Winter Woes
January 16, 2018
The weather outside is frightful.
That’s an understatement. It’s 50 degrees and cloudy. In Texas, where anything under 80 degrees is cause for alarm, it just doesn’t get more frightful than that. Unless, of course, we speak of the one thing that scares the wits out of any Texan.
No, not beans in chili. Not Blue Bell recalls. Not even a preference for In-N-Out over Whataburger.
It’s the car-crashing, education-interfering, frightening yet fascinating white powder.
Not that white powder. The one that comes out of the sky.
A mere 10 percent chance of snow is met with sand-lined streets, plans for a day off, and daydreams about the good old days of 100 degrees.
When it starts snowing, we lose control of our lives. Precipitation with the diameter of a hair is now in charge. Here, at the sight of one snowflake, school, work, and life is canceled.
And if it snows for 20 seconds, the entire state shuts down.
Us Texans, naturally, freak out when cold weather comes along. That’s what happens when you’re used to four kinds of seasons: Kind of Hot, Hot, Really Hot, and Cold Fronts. We’re not well acquainted with that white, powdery stuff (still not that white stuff), and we don’t know how to handle ourselves when we wake up and can’t find our cars under the millimeter of white dust on the windshield.

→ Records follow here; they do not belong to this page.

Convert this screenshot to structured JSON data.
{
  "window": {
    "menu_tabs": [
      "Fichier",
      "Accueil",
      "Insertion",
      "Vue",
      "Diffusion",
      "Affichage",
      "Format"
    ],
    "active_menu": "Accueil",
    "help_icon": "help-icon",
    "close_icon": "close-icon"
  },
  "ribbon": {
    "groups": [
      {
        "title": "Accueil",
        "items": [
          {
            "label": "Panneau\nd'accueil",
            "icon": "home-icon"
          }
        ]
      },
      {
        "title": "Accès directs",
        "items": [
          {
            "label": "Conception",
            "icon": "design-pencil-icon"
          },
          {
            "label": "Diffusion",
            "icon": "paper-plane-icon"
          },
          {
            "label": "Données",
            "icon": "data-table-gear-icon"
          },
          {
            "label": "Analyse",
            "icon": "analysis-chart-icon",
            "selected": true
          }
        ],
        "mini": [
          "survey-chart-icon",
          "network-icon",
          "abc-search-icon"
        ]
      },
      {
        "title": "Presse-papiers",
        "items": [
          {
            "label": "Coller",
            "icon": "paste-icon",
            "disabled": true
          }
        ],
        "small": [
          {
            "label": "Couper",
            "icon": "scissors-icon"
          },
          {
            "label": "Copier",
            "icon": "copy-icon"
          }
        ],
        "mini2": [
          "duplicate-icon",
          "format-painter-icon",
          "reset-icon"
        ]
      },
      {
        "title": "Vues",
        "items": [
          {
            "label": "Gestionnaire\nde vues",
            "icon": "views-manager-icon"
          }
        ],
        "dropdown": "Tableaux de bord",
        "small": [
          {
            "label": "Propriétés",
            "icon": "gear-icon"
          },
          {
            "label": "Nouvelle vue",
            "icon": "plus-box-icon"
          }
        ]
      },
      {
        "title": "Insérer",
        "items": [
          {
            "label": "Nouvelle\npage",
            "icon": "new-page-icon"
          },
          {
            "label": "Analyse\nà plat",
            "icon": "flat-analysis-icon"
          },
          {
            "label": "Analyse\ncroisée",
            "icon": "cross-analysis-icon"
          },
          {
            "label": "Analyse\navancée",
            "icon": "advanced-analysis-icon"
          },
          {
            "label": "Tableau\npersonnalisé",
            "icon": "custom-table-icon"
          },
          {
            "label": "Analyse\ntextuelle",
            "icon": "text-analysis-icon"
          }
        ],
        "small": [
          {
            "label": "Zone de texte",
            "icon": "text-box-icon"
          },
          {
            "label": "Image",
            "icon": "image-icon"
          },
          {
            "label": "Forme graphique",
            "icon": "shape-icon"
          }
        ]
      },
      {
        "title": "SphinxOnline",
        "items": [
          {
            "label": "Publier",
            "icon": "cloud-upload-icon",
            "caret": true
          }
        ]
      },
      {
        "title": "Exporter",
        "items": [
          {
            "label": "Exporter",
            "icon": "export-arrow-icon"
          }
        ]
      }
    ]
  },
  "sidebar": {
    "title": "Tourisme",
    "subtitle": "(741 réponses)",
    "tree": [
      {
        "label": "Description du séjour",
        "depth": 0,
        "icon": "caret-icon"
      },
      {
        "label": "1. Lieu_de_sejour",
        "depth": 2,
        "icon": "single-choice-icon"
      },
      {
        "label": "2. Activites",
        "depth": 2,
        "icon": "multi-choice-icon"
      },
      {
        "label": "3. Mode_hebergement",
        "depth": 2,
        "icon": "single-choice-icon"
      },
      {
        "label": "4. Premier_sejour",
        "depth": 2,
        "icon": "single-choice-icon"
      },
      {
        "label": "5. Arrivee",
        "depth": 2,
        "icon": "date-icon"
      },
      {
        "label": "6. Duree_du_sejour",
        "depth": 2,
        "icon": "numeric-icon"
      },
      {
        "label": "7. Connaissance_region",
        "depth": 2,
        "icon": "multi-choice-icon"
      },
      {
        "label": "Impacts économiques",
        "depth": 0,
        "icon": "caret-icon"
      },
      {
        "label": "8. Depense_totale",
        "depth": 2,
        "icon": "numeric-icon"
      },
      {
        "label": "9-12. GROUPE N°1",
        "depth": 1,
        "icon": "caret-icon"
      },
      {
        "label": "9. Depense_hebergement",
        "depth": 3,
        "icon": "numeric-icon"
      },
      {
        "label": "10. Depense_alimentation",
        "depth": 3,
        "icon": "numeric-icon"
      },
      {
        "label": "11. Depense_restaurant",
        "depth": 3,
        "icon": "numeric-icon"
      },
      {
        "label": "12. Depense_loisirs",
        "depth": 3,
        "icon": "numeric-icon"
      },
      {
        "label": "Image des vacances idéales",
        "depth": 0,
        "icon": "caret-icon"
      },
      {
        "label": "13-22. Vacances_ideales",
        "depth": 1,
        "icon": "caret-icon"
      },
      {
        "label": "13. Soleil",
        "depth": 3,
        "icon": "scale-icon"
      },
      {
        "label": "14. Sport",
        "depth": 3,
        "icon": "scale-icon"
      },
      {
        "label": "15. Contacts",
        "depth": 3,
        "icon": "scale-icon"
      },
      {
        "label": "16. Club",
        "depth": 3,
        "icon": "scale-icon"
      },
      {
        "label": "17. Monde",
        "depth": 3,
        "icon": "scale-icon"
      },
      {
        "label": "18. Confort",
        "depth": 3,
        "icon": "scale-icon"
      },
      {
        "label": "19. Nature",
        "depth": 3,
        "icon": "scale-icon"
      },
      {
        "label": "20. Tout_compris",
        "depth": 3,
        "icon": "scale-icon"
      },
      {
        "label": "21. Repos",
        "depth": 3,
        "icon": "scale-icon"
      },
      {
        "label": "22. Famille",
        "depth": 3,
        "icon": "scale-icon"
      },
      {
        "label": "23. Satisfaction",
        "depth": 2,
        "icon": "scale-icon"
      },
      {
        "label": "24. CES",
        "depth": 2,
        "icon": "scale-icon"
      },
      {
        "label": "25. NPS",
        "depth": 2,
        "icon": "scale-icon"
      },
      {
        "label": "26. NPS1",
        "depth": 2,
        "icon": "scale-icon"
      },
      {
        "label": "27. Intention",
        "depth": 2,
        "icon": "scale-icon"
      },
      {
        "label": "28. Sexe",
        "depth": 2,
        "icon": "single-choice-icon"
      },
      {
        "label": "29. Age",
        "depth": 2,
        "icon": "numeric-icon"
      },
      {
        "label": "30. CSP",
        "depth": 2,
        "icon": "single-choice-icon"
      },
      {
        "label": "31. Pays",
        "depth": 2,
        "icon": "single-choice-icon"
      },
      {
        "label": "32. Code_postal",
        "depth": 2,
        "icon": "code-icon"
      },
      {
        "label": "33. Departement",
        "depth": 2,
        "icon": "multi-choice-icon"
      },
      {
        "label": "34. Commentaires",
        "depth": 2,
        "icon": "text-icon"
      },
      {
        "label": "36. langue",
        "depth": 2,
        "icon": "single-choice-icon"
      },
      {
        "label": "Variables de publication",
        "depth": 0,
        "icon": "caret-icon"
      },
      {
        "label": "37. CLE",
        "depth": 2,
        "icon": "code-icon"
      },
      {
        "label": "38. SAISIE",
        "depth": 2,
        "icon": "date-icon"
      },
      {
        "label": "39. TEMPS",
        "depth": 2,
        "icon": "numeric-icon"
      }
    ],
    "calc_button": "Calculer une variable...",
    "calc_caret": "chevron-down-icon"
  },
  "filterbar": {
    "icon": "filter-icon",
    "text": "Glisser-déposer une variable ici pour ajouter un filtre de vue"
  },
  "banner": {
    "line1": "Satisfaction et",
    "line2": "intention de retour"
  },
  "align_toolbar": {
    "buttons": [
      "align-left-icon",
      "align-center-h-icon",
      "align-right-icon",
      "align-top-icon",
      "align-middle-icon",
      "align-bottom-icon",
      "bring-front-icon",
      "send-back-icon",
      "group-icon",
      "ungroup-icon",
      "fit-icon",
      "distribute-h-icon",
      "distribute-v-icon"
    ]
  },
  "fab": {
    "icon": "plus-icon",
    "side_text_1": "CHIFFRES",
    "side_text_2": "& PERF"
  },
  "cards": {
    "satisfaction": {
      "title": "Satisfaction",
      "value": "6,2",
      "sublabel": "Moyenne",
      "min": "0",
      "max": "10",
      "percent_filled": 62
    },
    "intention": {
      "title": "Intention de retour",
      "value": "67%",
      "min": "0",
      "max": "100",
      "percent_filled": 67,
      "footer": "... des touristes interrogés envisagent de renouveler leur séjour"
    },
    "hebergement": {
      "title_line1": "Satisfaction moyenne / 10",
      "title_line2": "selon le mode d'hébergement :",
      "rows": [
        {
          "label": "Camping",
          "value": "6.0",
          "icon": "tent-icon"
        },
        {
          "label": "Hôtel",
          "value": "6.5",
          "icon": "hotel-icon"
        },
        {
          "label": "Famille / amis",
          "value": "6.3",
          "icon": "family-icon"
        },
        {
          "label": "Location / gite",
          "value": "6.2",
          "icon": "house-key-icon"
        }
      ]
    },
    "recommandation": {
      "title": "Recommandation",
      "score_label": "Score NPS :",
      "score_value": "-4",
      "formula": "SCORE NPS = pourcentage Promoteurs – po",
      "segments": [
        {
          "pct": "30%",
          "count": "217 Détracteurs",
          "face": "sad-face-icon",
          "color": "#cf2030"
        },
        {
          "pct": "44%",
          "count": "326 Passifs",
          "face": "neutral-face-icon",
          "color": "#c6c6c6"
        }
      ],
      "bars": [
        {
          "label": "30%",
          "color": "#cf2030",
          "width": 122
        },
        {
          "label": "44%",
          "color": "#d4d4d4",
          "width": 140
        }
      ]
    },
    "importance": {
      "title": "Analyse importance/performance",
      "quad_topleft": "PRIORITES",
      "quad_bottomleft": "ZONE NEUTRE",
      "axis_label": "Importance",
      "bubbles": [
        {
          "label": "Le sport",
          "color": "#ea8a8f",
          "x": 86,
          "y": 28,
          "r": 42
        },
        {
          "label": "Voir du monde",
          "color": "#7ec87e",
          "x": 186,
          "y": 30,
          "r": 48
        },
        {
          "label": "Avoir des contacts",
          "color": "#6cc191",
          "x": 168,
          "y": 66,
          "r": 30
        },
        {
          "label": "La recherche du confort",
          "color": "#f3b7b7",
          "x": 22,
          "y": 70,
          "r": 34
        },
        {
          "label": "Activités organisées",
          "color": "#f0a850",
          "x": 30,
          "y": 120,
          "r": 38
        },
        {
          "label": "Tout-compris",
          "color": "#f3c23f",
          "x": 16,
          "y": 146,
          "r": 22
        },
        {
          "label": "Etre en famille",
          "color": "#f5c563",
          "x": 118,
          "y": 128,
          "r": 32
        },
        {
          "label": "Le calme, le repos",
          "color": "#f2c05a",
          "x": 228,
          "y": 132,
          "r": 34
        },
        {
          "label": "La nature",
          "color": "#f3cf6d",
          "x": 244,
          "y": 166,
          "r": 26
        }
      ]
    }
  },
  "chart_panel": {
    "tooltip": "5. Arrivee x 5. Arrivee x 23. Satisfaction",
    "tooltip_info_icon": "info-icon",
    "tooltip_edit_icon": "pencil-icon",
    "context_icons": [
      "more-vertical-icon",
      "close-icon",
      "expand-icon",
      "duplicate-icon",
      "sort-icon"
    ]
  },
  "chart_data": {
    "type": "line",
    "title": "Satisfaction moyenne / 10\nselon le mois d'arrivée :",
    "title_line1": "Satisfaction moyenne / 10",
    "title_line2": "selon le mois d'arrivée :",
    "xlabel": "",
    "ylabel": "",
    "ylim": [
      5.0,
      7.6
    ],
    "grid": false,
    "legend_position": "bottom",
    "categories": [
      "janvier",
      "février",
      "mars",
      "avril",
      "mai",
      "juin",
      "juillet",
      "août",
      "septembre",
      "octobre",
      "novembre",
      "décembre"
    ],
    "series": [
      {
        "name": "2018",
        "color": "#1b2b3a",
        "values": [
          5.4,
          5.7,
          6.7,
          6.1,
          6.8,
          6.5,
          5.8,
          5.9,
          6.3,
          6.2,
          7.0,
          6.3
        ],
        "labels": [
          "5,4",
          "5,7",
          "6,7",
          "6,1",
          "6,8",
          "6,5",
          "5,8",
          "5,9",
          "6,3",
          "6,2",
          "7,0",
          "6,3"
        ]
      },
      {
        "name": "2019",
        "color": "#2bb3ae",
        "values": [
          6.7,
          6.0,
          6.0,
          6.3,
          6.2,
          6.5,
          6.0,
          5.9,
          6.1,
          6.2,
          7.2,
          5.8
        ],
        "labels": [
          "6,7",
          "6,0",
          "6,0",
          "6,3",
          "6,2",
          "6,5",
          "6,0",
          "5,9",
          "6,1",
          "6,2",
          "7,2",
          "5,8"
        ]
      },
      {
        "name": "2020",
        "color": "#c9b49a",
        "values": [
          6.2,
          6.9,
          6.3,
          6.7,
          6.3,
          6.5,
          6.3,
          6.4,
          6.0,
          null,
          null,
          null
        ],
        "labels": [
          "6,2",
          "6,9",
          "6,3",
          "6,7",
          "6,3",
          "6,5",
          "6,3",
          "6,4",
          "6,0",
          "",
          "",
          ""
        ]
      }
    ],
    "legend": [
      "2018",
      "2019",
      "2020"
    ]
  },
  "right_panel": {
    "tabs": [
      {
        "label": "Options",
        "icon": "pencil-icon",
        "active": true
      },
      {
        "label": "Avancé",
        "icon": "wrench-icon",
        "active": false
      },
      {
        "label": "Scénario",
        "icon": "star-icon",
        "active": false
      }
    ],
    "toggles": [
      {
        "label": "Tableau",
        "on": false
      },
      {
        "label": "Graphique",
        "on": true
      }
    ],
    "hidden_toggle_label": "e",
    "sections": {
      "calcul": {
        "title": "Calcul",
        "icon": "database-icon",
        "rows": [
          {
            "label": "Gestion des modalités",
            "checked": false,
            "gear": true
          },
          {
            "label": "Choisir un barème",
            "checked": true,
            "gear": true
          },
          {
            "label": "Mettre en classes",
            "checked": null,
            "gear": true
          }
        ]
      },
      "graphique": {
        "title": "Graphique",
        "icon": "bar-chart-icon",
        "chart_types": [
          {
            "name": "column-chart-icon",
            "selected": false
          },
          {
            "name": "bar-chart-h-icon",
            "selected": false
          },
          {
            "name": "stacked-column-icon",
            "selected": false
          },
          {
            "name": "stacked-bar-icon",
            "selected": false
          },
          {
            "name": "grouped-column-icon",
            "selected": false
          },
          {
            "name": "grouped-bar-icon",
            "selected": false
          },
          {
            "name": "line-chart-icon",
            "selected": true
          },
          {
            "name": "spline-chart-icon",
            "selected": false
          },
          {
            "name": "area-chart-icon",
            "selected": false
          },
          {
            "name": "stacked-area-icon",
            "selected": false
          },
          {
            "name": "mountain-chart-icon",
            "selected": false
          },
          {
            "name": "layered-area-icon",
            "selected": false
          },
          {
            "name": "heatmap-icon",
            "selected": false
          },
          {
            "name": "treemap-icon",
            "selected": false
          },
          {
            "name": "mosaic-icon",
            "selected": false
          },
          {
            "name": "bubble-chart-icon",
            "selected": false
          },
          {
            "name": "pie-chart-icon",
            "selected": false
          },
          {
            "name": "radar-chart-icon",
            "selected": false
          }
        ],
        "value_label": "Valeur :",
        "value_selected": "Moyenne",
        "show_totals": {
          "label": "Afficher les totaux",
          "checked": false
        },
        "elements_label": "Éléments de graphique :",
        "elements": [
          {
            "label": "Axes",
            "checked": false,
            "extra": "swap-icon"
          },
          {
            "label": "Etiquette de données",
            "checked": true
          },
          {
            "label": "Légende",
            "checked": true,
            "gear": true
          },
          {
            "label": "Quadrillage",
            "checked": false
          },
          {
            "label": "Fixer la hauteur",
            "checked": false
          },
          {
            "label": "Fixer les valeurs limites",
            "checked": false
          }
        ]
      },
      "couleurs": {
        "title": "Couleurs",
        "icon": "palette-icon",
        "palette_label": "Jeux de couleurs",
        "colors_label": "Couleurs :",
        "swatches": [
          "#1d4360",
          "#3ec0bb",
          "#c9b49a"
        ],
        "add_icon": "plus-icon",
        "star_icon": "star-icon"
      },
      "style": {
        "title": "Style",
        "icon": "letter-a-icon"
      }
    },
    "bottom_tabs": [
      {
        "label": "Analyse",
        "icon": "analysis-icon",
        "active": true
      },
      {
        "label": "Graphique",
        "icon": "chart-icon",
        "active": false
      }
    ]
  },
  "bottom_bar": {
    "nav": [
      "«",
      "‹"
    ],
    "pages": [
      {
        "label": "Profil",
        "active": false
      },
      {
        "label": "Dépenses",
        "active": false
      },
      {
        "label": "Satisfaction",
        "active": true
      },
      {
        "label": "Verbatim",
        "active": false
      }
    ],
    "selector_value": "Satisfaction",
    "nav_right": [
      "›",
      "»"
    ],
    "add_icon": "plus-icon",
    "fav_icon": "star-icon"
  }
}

Not to mention the cold. 30 degrees might as well be -100 degrees. We can feel the frostbite setting in as we run outside to get the mail then dash back in like a polar bear is chasing us.
But once the snow melts away, it’s back to normal. Trees resume their flowering in January, that one guy who always wears shorts is out and about again, and work and school go on as usual. But we are scarred for life. The snowstorm of Year X will forever be tucked away in our minds as we shiver under six blankets instead of our usual 16 while the temperature climbs back up to 60 degrees.
We’re still cold, but what keeps us warm inside is knowing summer is on its way, and pretty soon we’ll be relishing in the mild temperatures of July.
But for now, another blanket, please.